I agree that the way today we use gnosticism and the detailed secret knowledge the gnostics had are not the same.
The connection in simplistic terms is the belief that the body is innately evil and can never be regarded as holy or pure, but the spirit of a believer can be, and responsibility for behaviour of the body can be disowned by the spirit until its death of the body happens. This duality is linked by many commentators as a gnostic world view, and certainly I have met enough who 100% believe this, or even preach it on TBN.
One prophet said by just praying give me a new spirit to God, you became an eternal being, and were eternally saved, which they did on a TV show. It was for me very odd, because this had no correspondence with scripture or repentance and faith in the cross and dedication to walk the path of righteousness and reject evil, which is the hall mark of Christian belief from its beginning.
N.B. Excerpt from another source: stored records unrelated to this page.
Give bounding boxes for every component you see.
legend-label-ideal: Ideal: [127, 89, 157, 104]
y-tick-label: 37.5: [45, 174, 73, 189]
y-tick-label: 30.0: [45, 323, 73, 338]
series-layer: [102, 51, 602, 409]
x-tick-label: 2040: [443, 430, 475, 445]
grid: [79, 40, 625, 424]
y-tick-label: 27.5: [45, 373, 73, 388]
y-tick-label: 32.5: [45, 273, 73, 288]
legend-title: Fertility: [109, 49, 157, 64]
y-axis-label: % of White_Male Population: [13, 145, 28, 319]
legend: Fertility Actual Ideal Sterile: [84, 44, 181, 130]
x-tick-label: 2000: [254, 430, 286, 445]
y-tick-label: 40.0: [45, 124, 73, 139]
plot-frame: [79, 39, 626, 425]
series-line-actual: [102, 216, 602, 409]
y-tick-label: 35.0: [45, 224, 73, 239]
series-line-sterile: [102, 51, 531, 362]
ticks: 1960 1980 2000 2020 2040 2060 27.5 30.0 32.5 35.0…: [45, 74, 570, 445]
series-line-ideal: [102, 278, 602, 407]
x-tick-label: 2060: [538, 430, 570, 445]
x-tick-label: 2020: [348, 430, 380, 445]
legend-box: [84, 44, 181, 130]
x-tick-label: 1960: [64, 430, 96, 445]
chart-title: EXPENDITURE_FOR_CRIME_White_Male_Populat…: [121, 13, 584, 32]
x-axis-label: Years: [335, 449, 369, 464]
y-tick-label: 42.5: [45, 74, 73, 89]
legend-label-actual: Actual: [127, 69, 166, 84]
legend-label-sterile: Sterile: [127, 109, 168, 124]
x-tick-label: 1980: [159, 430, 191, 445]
For this reason I call such believers gnostic, but one could invent a new term to describe it, as in it seems these ideas are a new creation. Some have suggested Augustine started it with original sin, and the calvanists amplified it in the reformation. Ofcourse to suggest this is a total new formulation would be difficult for such believers as it would disown what went before, though some would be happy to do this. God bless you
The world of Gnosticism, even in the days of the Bible was diverse. Several "gnostic" sects ran concurrently. Yet one thing in common with them was that they viewed the physical world as defective, and the special knowledge that the "select" would have revealed to them is that we are actually spirit. Matter is evil/ the spirit is pure.
You are correct that the Gnostic influence came into Christian acceptance with Augustine. How much his Manicheanism affected his doctrine of Original Sin, I don't know.